Aether/What Is Aether
Did you ever want to integrate Maven's dependency resolution mechanism into your application and ended up trying to embed Plexus and an entire Maven distribution? Did you ever want to use Maven's dependency resolution mechanism in a multi-threaded fashion and got burned by the stateful singletons in there? Did you ever want to have a little more control over how Maven calculates the resolved dependency graph, say use another strategy for conflict resolution or inspect some intermediate dependency graph?
Well, Aether is the answer. It's an easily embeddable Java library to work with artifact repositories, enabling you to fetch artifacts from remote repositories for local consumption and to publish local artifacts to remote repositories for sharing with others.
There are many ways to transfer artifacts, to describe their relationships and to use them. Aether was designed with an open mind towards customization of these aspects, allowing you to augment or even replace stock functionality to fit your needs. In fact, the Aether Core itself doesn't know how to deal with Maven repositories for instance. It's tool agnostic and provides some general artifact resolution/deployment framework and leaves details like the repository format to extensions.
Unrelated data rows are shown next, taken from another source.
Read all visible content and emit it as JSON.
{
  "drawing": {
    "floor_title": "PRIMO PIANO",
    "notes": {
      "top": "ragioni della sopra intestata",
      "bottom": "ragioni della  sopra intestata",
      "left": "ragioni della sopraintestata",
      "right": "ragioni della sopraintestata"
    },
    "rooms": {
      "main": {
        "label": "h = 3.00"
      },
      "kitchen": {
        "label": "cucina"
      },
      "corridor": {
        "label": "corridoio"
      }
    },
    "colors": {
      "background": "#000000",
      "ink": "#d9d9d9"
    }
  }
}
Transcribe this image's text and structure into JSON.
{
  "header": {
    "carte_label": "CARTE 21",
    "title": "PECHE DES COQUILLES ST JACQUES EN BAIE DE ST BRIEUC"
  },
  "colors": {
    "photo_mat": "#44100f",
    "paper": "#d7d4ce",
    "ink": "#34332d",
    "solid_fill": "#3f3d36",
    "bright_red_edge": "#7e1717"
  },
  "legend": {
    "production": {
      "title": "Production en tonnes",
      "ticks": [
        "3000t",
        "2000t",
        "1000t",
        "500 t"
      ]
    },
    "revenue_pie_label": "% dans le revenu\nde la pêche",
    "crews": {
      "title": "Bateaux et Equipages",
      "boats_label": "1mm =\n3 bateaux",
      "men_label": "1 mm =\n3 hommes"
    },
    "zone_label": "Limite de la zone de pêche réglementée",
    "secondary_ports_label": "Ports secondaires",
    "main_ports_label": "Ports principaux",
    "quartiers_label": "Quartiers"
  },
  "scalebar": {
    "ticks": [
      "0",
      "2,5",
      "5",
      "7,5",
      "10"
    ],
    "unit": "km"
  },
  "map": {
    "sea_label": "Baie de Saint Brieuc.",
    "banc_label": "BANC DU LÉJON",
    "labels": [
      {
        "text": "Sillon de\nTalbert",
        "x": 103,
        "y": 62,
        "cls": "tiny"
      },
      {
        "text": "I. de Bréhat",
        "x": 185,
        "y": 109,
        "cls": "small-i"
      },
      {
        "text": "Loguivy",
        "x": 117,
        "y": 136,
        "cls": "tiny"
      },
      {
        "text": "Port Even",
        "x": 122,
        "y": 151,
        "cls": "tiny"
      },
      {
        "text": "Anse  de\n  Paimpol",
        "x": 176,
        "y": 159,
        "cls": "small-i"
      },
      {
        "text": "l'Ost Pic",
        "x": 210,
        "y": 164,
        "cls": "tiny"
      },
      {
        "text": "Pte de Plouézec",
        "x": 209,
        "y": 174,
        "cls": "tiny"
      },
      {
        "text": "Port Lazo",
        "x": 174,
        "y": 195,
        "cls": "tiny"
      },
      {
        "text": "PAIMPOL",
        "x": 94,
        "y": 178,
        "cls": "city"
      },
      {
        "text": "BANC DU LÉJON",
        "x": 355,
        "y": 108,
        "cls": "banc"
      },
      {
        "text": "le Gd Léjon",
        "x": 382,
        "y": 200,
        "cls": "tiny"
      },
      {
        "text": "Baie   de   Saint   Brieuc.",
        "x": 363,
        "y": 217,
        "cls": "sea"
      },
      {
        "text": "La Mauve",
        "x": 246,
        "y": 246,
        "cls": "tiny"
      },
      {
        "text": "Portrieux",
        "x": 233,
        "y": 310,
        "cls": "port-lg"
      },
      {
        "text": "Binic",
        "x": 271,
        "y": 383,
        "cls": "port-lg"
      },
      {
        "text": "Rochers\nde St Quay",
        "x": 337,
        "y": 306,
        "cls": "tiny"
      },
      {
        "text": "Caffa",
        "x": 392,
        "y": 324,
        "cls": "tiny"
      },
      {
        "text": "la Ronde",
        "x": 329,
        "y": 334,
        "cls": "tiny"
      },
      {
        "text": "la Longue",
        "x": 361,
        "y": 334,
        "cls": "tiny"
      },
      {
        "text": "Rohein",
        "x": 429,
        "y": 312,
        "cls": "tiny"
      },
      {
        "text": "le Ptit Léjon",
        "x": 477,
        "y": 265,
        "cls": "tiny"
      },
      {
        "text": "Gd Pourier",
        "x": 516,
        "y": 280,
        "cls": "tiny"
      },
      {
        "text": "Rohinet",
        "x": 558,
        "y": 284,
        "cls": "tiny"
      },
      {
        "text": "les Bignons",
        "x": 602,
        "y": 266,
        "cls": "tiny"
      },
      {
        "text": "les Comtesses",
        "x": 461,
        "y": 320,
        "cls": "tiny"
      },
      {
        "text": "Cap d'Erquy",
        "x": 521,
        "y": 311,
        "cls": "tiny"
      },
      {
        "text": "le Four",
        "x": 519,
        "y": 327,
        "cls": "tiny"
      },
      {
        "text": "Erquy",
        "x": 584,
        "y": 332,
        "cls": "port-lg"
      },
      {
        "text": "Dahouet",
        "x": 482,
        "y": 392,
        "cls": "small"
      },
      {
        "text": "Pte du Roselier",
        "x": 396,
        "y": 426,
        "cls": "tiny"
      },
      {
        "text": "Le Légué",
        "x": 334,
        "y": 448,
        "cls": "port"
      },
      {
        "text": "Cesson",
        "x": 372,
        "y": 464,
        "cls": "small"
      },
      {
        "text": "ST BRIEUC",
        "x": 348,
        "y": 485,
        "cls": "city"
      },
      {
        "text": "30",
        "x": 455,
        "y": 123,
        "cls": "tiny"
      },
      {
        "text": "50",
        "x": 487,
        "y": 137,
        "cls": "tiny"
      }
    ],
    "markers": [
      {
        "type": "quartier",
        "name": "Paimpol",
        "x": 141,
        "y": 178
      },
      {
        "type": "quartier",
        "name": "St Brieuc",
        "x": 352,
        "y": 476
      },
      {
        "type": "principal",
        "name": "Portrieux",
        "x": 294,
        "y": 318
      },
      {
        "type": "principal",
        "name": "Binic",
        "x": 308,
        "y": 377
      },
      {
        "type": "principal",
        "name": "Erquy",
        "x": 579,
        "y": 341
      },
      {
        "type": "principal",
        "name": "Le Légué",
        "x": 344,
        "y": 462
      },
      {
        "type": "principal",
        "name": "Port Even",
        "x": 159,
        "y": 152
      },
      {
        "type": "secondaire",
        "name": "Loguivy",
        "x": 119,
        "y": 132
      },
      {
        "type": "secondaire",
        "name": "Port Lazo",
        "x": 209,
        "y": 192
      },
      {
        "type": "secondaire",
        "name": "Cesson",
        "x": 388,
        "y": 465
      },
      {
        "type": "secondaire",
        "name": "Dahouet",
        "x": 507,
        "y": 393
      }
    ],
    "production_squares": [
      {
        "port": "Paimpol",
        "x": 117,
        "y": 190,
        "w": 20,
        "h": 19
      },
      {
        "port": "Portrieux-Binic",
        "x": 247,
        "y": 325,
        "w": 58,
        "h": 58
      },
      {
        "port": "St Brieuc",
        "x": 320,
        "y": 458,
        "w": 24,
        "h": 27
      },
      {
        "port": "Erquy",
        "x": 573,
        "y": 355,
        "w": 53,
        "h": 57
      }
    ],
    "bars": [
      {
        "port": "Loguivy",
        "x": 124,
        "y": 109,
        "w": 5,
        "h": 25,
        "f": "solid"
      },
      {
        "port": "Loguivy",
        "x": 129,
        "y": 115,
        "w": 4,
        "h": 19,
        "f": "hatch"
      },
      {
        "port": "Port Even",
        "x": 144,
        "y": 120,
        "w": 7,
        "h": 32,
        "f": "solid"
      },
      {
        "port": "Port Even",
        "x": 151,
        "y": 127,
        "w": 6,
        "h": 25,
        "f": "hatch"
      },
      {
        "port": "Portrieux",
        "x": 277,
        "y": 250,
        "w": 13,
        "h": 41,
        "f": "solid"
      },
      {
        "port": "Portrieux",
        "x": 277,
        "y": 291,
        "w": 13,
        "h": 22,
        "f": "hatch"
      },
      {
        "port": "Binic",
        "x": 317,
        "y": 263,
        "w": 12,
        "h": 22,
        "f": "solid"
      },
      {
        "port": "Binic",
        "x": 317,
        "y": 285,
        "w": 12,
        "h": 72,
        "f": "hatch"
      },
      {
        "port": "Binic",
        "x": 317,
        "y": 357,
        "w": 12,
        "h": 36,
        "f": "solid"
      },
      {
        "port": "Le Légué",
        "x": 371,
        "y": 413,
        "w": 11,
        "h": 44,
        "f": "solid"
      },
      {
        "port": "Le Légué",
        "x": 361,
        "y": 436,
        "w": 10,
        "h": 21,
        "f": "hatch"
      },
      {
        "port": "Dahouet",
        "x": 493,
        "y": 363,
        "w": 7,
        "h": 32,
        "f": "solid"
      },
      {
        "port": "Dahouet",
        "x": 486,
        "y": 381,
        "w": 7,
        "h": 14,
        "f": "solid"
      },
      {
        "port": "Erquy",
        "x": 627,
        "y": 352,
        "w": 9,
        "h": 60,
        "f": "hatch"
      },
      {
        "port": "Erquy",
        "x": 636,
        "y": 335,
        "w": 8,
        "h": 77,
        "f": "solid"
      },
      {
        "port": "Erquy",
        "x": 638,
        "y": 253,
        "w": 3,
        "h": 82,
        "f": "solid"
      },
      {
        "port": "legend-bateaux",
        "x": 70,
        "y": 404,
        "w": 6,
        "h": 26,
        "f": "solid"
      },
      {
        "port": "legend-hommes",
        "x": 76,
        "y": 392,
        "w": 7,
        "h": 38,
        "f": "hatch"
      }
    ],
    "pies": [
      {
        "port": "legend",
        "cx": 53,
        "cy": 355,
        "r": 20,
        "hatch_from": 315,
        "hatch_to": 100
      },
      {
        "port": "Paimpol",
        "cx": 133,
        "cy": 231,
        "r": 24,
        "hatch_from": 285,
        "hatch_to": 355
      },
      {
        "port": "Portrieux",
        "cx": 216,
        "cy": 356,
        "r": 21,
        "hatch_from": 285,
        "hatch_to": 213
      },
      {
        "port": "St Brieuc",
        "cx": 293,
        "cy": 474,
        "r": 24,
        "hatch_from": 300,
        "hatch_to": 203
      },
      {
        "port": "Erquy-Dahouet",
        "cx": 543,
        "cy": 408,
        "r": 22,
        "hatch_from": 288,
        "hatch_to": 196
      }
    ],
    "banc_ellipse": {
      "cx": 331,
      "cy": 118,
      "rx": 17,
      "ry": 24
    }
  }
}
At this point, the maven-aether-provider from the Apache Maven project is probably the most interesting extension as it brings support for, well Maven repositories. So if you're looking for a way to consume artifacts from the Central Repository, Aether in combination with the Maven Aether Provider is your best bet. Usage of Aether in this way does not only ease your work when dealing with artifacts but also ensures interoperability with other tools that work with Maven repositories.